As I was realizing it was time to send another devotional, I thought about sharing something I wrote several months ago. It was good. But maybe another time. I feel like I need to share what’s been on my heart this week: jars of clay. Not the band, but the verse:
“We now have this light shining in our hearts, but we ourselves are like fragile clay jars containing this great treasure. This makes it cle
ar that our great power is from God, not from ourselves.” 2 Cor. 4:7
Have you ever felt like a “fragile clay jar” before? I think sometimes we stop at that part—we feel our weakness, our fragility, and maybe even some emptiness.

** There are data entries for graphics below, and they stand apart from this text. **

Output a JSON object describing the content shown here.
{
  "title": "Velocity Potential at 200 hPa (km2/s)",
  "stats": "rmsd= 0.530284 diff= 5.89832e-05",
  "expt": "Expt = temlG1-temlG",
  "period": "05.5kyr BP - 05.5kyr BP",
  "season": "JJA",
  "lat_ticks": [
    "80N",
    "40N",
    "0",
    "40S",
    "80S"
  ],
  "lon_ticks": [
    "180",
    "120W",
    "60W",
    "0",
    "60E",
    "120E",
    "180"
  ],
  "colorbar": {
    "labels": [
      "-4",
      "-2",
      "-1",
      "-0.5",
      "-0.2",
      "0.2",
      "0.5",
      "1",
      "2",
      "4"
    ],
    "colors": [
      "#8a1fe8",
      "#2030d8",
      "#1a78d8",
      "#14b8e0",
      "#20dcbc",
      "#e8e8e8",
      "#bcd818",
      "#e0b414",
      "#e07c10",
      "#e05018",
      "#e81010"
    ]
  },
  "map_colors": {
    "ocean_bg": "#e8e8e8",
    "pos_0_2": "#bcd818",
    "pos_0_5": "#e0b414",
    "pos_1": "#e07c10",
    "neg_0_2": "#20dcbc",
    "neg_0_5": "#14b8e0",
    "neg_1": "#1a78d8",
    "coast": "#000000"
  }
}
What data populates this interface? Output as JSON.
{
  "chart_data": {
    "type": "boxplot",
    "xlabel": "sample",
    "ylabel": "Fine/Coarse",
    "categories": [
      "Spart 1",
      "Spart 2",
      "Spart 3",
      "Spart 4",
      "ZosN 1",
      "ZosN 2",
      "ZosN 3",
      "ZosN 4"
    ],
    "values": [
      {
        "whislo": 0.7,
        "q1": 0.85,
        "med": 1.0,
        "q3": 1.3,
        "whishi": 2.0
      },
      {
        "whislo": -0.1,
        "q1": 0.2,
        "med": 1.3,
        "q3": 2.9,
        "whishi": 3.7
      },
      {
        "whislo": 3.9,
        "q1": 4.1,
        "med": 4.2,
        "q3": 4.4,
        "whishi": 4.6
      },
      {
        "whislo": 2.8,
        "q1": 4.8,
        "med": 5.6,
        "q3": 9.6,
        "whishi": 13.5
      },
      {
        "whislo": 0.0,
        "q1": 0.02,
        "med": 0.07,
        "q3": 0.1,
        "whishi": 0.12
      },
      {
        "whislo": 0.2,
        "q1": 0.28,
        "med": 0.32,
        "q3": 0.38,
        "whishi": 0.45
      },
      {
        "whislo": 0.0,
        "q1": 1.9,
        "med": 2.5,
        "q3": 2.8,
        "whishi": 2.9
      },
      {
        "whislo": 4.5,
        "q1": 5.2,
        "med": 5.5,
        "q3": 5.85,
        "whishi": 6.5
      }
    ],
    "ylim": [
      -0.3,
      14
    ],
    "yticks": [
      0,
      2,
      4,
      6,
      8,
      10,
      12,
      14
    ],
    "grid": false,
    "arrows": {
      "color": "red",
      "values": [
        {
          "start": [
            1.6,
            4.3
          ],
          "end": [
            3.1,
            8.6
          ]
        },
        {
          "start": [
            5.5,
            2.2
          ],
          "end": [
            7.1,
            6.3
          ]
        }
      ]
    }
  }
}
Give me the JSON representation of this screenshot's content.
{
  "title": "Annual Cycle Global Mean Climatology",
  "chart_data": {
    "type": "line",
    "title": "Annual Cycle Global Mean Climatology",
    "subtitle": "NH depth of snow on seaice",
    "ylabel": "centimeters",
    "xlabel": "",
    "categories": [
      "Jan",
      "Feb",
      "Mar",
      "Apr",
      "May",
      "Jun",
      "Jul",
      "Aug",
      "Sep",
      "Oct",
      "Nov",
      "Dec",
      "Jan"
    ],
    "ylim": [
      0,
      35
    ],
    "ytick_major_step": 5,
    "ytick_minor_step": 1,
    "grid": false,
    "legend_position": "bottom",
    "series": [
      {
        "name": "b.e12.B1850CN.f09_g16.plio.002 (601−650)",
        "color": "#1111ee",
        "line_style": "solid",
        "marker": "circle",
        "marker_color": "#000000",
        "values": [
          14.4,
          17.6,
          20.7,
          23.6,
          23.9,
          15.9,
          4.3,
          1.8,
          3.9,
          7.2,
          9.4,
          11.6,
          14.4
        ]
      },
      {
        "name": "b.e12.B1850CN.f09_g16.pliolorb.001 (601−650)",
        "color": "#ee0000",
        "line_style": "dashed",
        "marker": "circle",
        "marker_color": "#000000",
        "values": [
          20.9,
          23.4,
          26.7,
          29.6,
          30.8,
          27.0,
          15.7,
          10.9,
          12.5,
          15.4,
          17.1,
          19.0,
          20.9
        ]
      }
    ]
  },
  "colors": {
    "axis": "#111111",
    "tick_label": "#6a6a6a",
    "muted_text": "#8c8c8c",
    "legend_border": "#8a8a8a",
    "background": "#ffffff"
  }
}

But the beauty of the Gospel is about the treasure and the power that God tucks away inside our weakness through the Holy Spirit. Every now and then we get to see God at work through us—despite the feeling…or because of the feeling—that we don’t have much to offer. And it’s pretty amazing.
This week I was feeling like a fragile clay jar, but I started praying that if God could use me here, I was up for it. Whatever He wanted to put on my agenda, I was available. But even as I prayed that, I didn’t fully expect God to answer. I mean, if there’s someone in need, it would seem more logical to send someone to help them who is feels strong in faith and in their connection with God. Not someone who is feeling weak and has more questions than answers. But God works differently.
“Instead, God chose things the world considers foolish in order to shame those who think they are wise. And he chose things that are powerless to shame those who are powerful. God chose things despised by the world, things counted as nothing at all, and used them to bring to nothing what the world considers important. As a result, no one can ever boast in the presence of God.” – 1 Cor. 1:27-29
On Sunday, I was loading up my kayak afer some time on the lake when an older gentleman walking by greeted me and struck up a conversation. It moved from his discovery and questions about the park to the loss of his wife of 41 years about two years ago. I mostly just listened as he shared his journey of transitioning from living with his best friend to living alone, and trying to figure out how to fill his time and see the world through this completely new lens. He did mention that his faith in God as a Christian was helpful to him, but this journey of healing could only be taken one day at a time.
On Wednesday, I was just leaving work when I saw a young woman who had just parked in our parking lot, standing next to her car, crying. When I asked her if she was ok, she said no, so I stopped to listen to her story, help her find some resources, and pray with her.
I could not set up either of these encounters. I could not prepare for either of these encounters. Only God could arrange for both, but part of that preparation was letting me be in a place of discomfort and feeling my inadequacy so that I could depend on Him and also empathize with those who needed to know someone understood and cared—and especially that God cared enough to put us both at the right place and time to share that moment of grace.
Maybe this prayer of willingness in your weakness is one you are ready to pray. Or maybe it’s a word of encouragement you can share with someone you know who is not feeling up to the task of serving right now. God doesn’t need strong people—He needs open and willing people. That’s all He needs to do His greatest work and let His treasure shine through our fragile clay jars.